The absolute most generous true description you can apply to Great Jones is that it conducts arbitrage on cheap pastel-colored cookware with flimsy enamel cladding, made by other companies with less robust brands. But the truest thing you can say is that Great Jones, like so many other companies, is a skimming operation: It launders somebody else's actual manufacture through its own aggressive branding, and takes a cut of the proceeds. The company can have the best quarter of its existence despite having no full-time employees, despite having literally no capacity to do anything other than exist as a legal fiction, because it never actually did anything. Anything! It never did anything.

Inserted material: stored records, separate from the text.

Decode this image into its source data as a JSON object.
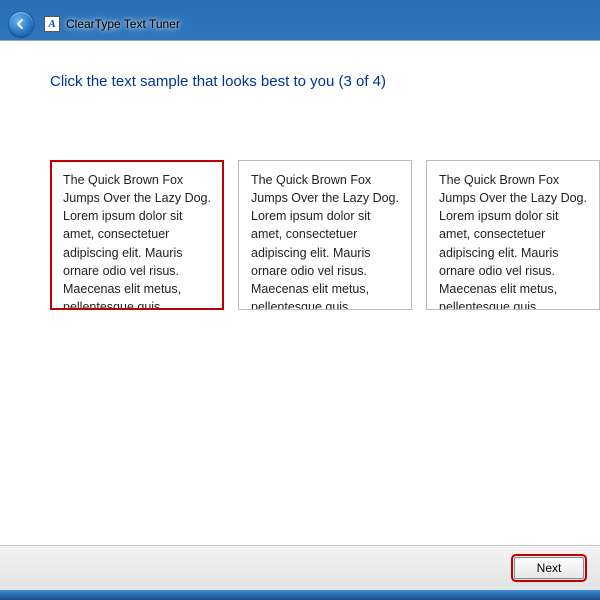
{
  "titlebar": {
    "app_icon_letter": "A",
    "title": "ClearType Text Tuner"
  },
  "heading": "Click the text sample that looks best to you (3 of 4)",
  "sample_text": "The Quick Brown Fox Jumps Over the Lazy Dog. Lorem ipsum dolor sit amet, consectetuer adipiscing elit. Mauris ornare odio vel risus. Maecenas elit metus, pellentesque quis, pretium.",
  "samples": [
    {
      "selected": true
    },
    {
      "selected": false
    },
    {
      "selected": false
    }
  ],
  "footer": {
    "next_label": "Next"
  }
}
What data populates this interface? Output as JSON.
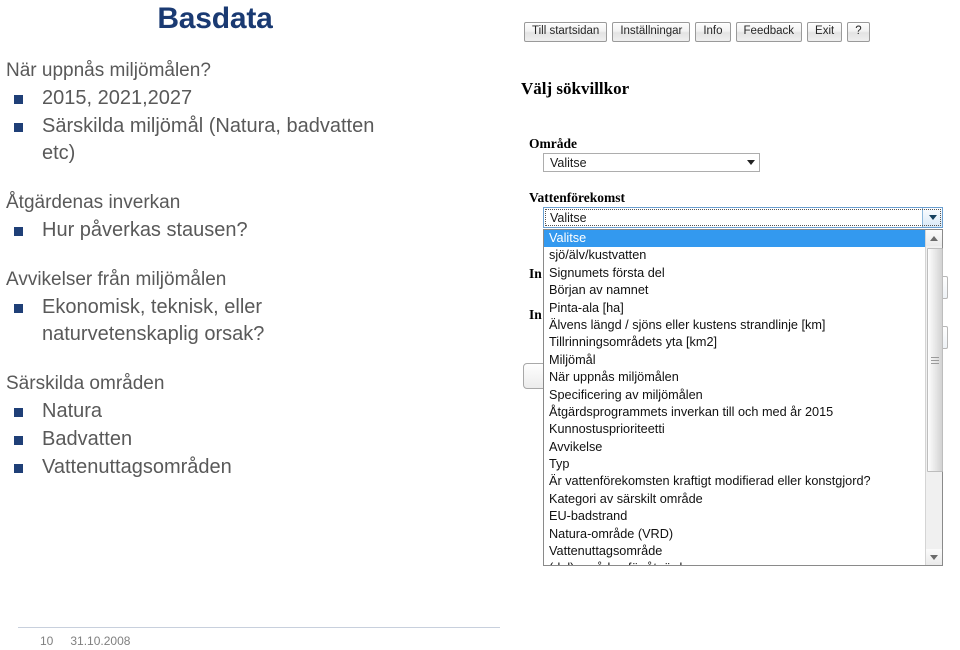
{
  "slide": {
    "title": "Basdata",
    "sections": [
      {
        "heading": "När uppnås miljömålen?",
        "bullets": [
          "2015, 2021,2027",
          "Särskilda miljömål (Natura, badvatten etc)"
        ]
      },
      {
        "heading": "Åtgärdenas inverkan",
        "bullets": [
          "Hur påverkas stausen?"
        ]
      },
      {
        "heading": "Avvikelser från miljömålen",
        "bullets": [
          "Ekonomisk, teknisk, eller naturvetenskaplig orsak?"
        ]
      },
      {
        "heading": "Särskilda områden",
        "bullets": [
          "Natura",
          "Badvatten",
          "Vattenuttagsområden"
        ]
      }
    ],
    "footer": {
      "page_number": "10",
      "date": "31.10.2008"
    },
    "colors": {
      "title": "#1a3a72",
      "bullet_square": "#1f3f77",
      "body_text": "#595959"
    }
  },
  "app": {
    "toolbar": {
      "buttons": [
        "Till startsidan",
        "Inställningar",
        "Info",
        "Feedback",
        "Exit",
        "?"
      ]
    },
    "panel_heading": "Välj sökvillkor",
    "fields": {
      "omrade_label": "Område",
      "omrade_value": "Valitse",
      "vattenforekomst_label": "Vattenförekomst",
      "vattenforekomst_value": "Valitse",
      "hidden_label_1": "In",
      "hidden_label_2": "In"
    },
    "dropdown": {
      "selected": "Valitse",
      "items": [
        "Valitse",
        "sjö/älv/kustvatten",
        "Signumets första del",
        "Början av namnet",
        "Pinta-ala [ha]",
        "Älvens längd / sjöns eller kustens strandlinje [km]",
        "Tillrinningsområdets yta [km2]",
        "Miljömål",
        "När uppnås miljömålen",
        "Specificering av miljömålen",
        "Åtgärdsprogrammets inverkan till och med år 2015",
        "Kunnostusprioriteetti",
        "Avvikelse",
        "Typ",
        "Är vattenförekomsten kraftigt modifierad eller konstgjord?",
        "Kategori av särskilt område",
        "EU-badstrand",
        "Natura-område (VRD)",
        "Vattenuttagsområde",
        "(del)områden för åtgärdsprogram"
      ]
    },
    "colors": {
      "selection": "#3399ef",
      "combo_border": "#adadad"
    }
  }
}
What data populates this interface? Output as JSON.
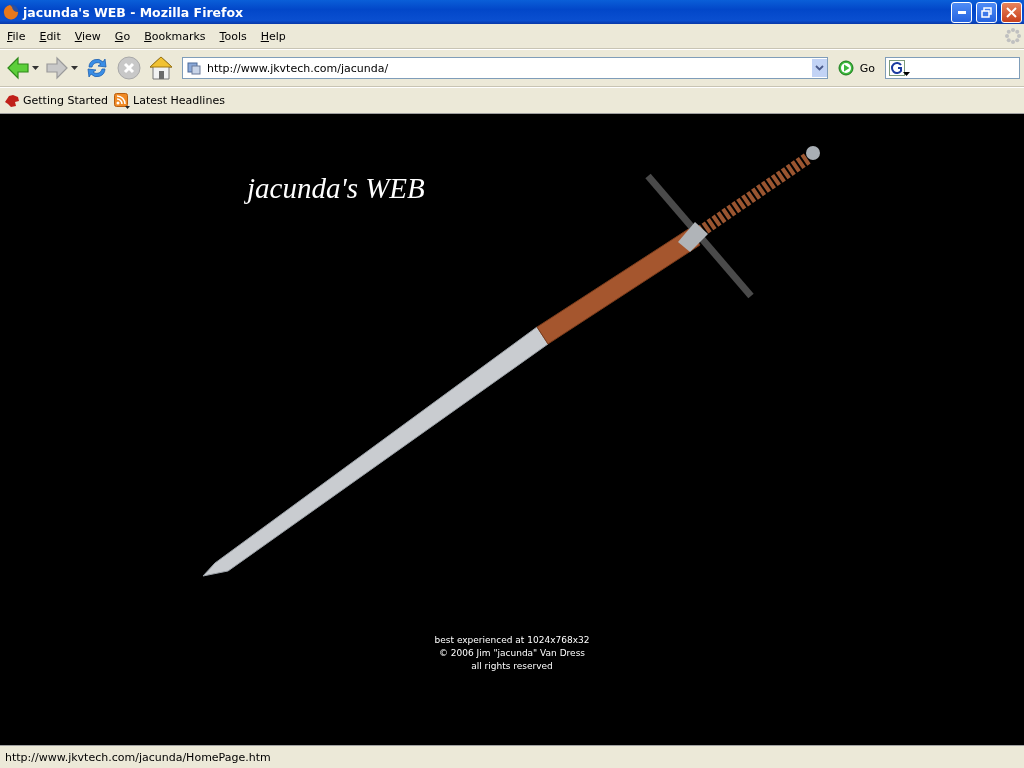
{
  "window": {
    "title": "jacunda's WEB - Mozilla Firefox"
  },
  "menu": [
    "File",
    "Edit",
    "View",
    "Go",
    "Bookmarks",
    "Tools",
    "Help"
  ],
  "nav_buttons": [
    {
      "kind": "back",
      "disabled": false
    },
    {
      "kind": "forward",
      "disabled": true
    },
    {
      "kind": "reload",
      "disabled": false
    },
    {
      "kind": "stop",
      "disabled": true
    },
    {
      "kind": "home",
      "disabled": false
    }
  ],
  "address": {
    "value": "http://www.jkvtech.com/jacunda/",
    "go_label": "Go"
  },
  "bookmarks": [
    {
      "kind": "getting-started",
      "label": "Getting Started"
    },
    {
      "kind": "feed",
      "label": "Latest Headlines"
    }
  ],
  "page": {
    "heading": "jacunda's WEB",
    "footer": [
      "best experienced at 1024x768x32",
      "© 2006 Jim \"jacunda\" Van Dress",
      "all rights reserved"
    ]
  },
  "status_bar": "http://www.jkvtech.com/jacunda/HomePage.htm"
}
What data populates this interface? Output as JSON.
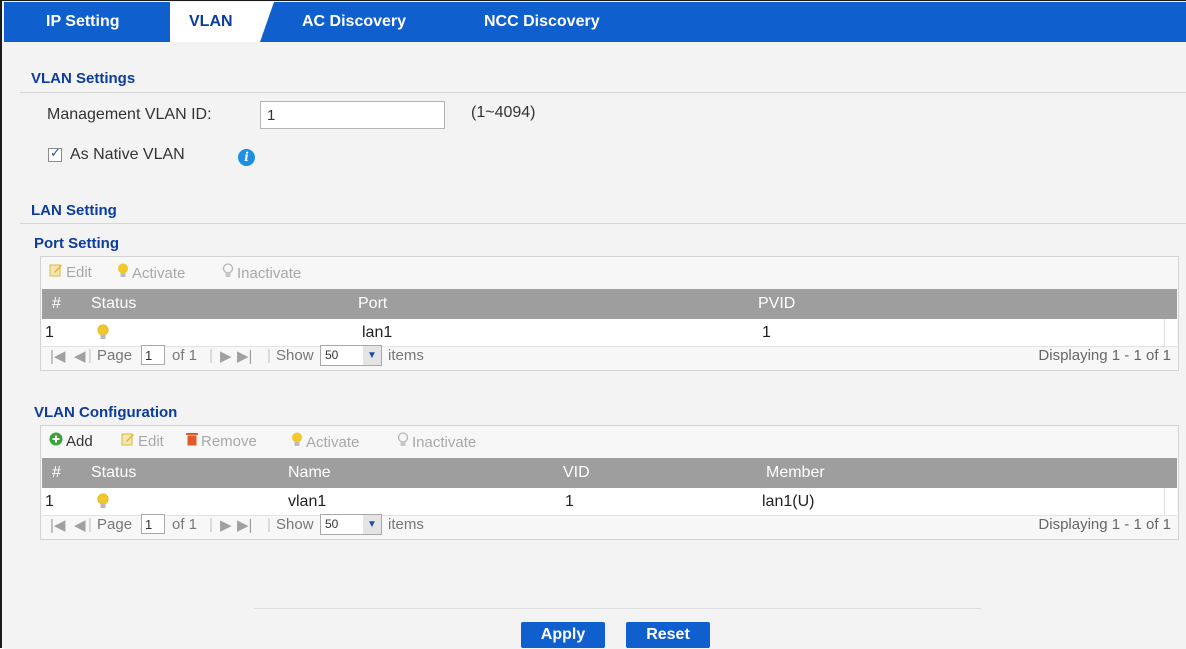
{
  "tabs": [
    {
      "label": "IP Setting"
    },
    {
      "label": "VLAN"
    },
    {
      "label": "AC Discovery"
    },
    {
      "label": "NCC Discovery"
    }
  ],
  "vlan_settings": {
    "title": "VLAN Settings",
    "mgmt_label": "Management VLAN ID:",
    "mgmt_value": "1",
    "range_hint": "(1~4094)",
    "native_label": "As Native VLAN",
    "native_checked": true
  },
  "lan_setting": {
    "title": "LAN Setting"
  },
  "port_setting": {
    "title": "Port Setting",
    "toolbar": {
      "edit": "Edit",
      "activate": "Activate",
      "inactivate": "Inactivate"
    },
    "columns": {
      "num": "#",
      "status": "Status",
      "port": "Port",
      "pvid": "PVID"
    },
    "rows": [
      {
        "num": "1",
        "status": "active",
        "port": "lan1",
        "pvid": "1"
      }
    ],
    "pager": {
      "page_label": "Page",
      "page_value": "1",
      "of_label": "of 1",
      "show_label": "Show",
      "show_value": "50",
      "items_label": "items",
      "display": "Displaying 1 - 1 of 1"
    }
  },
  "vlan_config": {
    "title": "VLAN Configuration",
    "toolbar": {
      "add": "Add",
      "edit": "Edit",
      "remove": "Remove",
      "activate": "Activate",
      "inactivate": "Inactivate"
    },
    "columns": {
      "num": "#",
      "status": "Status",
      "name": "Name",
      "vid": "VID",
      "member": "Member"
    },
    "rows": [
      {
        "num": "1",
        "status": "active",
        "name": "vlan1",
        "vid": "1",
        "member": "lan1(U)"
      }
    ],
    "pager": {
      "page_label": "Page",
      "page_value": "1",
      "of_label": "of 1",
      "show_label": "Show",
      "show_value": "50",
      "items_label": "items",
      "display": "Displaying 1 - 1 of 1"
    }
  },
  "buttons": {
    "apply": "Apply",
    "reset": "Reset"
  },
  "colors": {
    "tab_bar": "#0f5fcf",
    "title": "#0c3c9c",
    "grid_header": "#9e9e9e",
    "bulb": "#f2c72a",
    "add_icon": "#3aa43a",
    "remove_icon": "#e05a2a"
  }
}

It has this in common with the companies whose brand names adorn probably a healthy majority of the goods in your home. In this respect Great Jones's operators are not uniquely scummy frauds; in fact they're incredibly mundane in their scummy fraudulence, just a two more rich kids who learned how the global economy sluices money toward money, one of the many ways to make the world pay them for having been born on a pile of cash. They needn't have bothered.